Jetzt durfte ich meine Augen öffnen und mich von meinem
Bett erheben. Jetzt habe ich meinen Platz. Niemand kann
mich ausschließen, nirgendwo. Ich kann meine Ängste besiegen, ich kann sie durchstehen.
Ich habe meinen Platz.
Ich brauche noch nicht einmal zu gehen oder zu kommen, zu
vergessen oder Ghettos zu verriegeln. Ich habe meinen Platz,
drinnen, draußen, neben wem ich immer mag.
Ich brauche um nichts zu bitten, denn ich habe einen Platz.

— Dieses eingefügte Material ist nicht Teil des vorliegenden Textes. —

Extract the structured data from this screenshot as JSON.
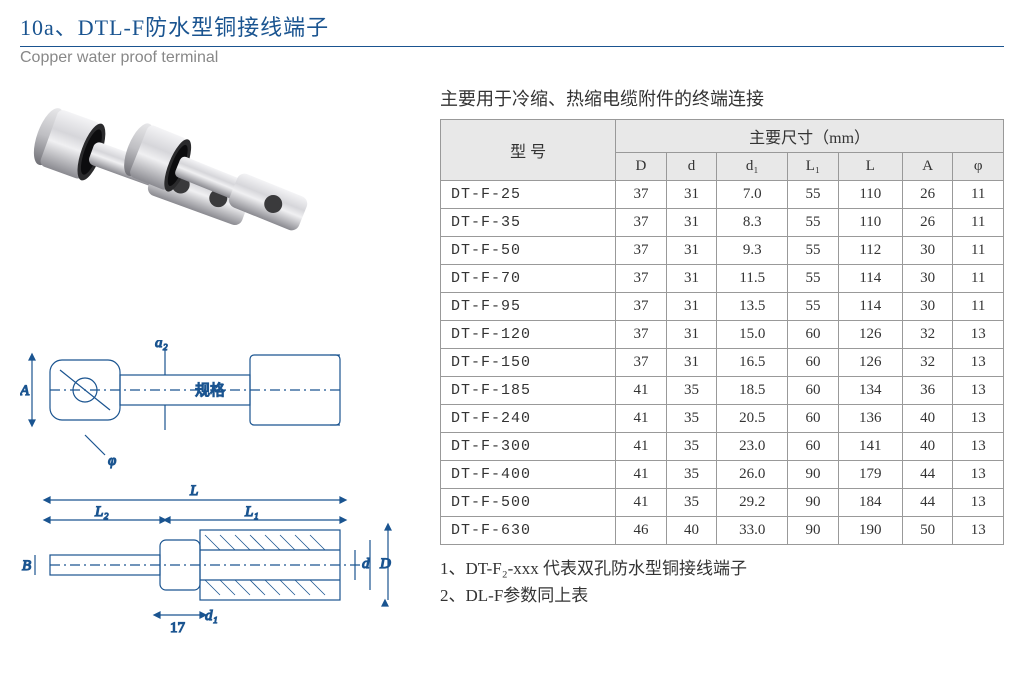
{
  "header": {
    "title_cn": "10a、DTL-F防水型铜接线端子",
    "title_en": "Copper water proof terminal"
  },
  "description": "主要用于冷缩、热缩电缆附件的终端连接",
  "table": {
    "model_label": "型 号",
    "dims_label": "主要尺寸（mm）",
    "columns": [
      "D",
      "d",
      "d₁",
      "L₁",
      "L",
      "A",
      "φ"
    ],
    "rows": [
      {
        "model": "DT-F-25",
        "vals": [
          "37",
          "31",
          "7.0",
          "55",
          "110",
          "26",
          "11"
        ]
      },
      {
        "model": "DT-F-35",
        "vals": [
          "37",
          "31",
          "8.3",
          "55",
          "110",
          "26",
          "11"
        ]
      },
      {
        "model": "DT-F-50",
        "vals": [
          "37",
          "31",
          "9.3",
          "55",
          "112",
          "30",
          "11"
        ]
      },
      {
        "model": "DT-F-70",
        "vals": [
          "37",
          "31",
          "11.5",
          "55",
          "114",
          "30",
          "11"
        ]
      },
      {
        "model": "DT-F-95",
        "vals": [
          "37",
          "31",
          "13.5",
          "55",
          "114",
          "30",
          "11"
        ]
      },
      {
        "model": "DT-F-120",
        "vals": [
          "37",
          "31",
          "15.0",
          "60",
          "126",
          "32",
          "13"
        ]
      },
      {
        "model": "DT-F-150",
        "vals": [
          "37",
          "31",
          "16.5",
          "60",
          "126",
          "32",
          "13"
        ]
      },
      {
        "model": "DT-F-185",
        "vals": [
          "41",
          "35",
          "18.5",
          "60",
          "134",
          "36",
          "13"
        ]
      },
      {
        "model": "DT-F-240",
        "vals": [
          "41",
          "35",
          "20.5",
          "60",
          "136",
          "40",
          "13"
        ]
      },
      {
        "model": "DT-F-300",
        "vals": [
          "41",
          "35",
          "23.0",
          "60",
          "141",
          "40",
          "13"
        ]
      },
      {
        "model": "DT-F-400",
        "vals": [
          "41",
          "35",
          "26.0",
          "90",
          "179",
          "44",
          "13"
        ]
      },
      {
        "model": "DT-F-500",
        "vals": [
          "41",
          "35",
          "29.2",
          "90",
          "184",
          "44",
          "13"
        ]
      },
      {
        "model": "DT-F-630",
        "vals": [
          "46",
          "40",
          "33.0",
          "90",
          "190",
          "50",
          "13"
        ]
      }
    ]
  },
  "notes": {
    "n1": "1、DT-F₂-xxx 代表双孔防水型铜接线端子",
    "n2": "2、DL-F参数同上表"
  },
  "diagram_labels": {
    "A": "A",
    "phi": "φ",
    "d2": "d₂",
    "spec": "规格",
    "L": "L",
    "L1": "L₁",
    "L2": "L₂",
    "B": "B",
    "d1": "d₁",
    "d": "d",
    "D": "D",
    "seventeen": "17"
  },
  "colors": {
    "title": "#1a5490",
    "subtitle": "#888888",
    "table_header_bg": "#e8e8e8",
    "border": "#999999",
    "metal_light": "#f0f0f0",
    "metal_mid": "#c8c8ca",
    "metal_dark": "#808084"
  }
}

Ich brauche nicht zu kommen und zu gehen, zu fliehen, zu
entkommen, da ich meinen Platz habe.
Alles ist Teil von mir. Ich bin. Nicht, daß ich bildhauern
müßte. Ich werde meine Arbeit tun, wo immer und was
immer es auch sei, denn da sie ein Teil von mir ist, werde ich
nicht symbiotisch an sie gebunden sein. Weder X noch Y
werden mich an sich ziehen, da ich dort bin wo ich wirklich
bin.
Ich brauche nicht mehr zu fliehen, vor nichts, sei es angenehm oder unangenehm, verhaßt oder schrecklich, wie auch immer. Ich habe ja stets die Möglichkeit, jenseits zu gehen,
ins ewig Gültige - das heißt nach innen.
Ich genieße es, wie es in mir widerhallt: Ich habe meinen
Platz, ich habe meinen Platz, ich habe meinen Platz.«
Der therapeutische Gewinn der Sitzung für den Patienten geht
aus seinen Worten nur zu deutlich hervor. Bleibt mir nur noch
hinzuzufügen, daß er von Dauer war.
Auch in dieser Sitzung zeigten sich einige Elemente, die wir
schon früher in diesem Kapitel als für Ibogain typisch erwähnten: Tiere (menschenfressende Ungeheuer oder der gorillahafte Vater), als Symbol des Trieblebens, Imaginationen sexuellen Gehalts (die »Waschung« der Mutter), der Flug zum Licht 203
(der Vogel, der sich dem weißen Sonnenlicht nähert und der
Aufstieg der Mutter in ein Lichtreich), Gefühle von Groll,
Einsamkeit, Ausgeschlossensein (»Ich fühle mich ausgeschlossen aus deiner Welt«, »du bist eine Hure, eine Fremde«) und vor allem der ödipale Komplex, in den sexuelle und aggressive
Tendenzen eingebettet sind.
Vergleichen wir den ersten, von ihm als unvollständig empfundenen Traum des Patienten mit dem zweiten, der in Freudentränen über seine »Ankunft« endete, erkennen wir, daß der erste sozusagen eine Art Blaupause für den zweiten, für das
Gebäude selbst war - ein zweidimensionaler Vorgang im Vergleich zu einem dreidimensionalen. Im ersten wird die Frage seines Verhältnisses zu seiner Mutter sowie die Stellvertretung
des Vaters angeschnitten, seine eigenen Lebensfragen jedoch
nur zum Teil, auf die Herausforderung wird noch nicht reagiert.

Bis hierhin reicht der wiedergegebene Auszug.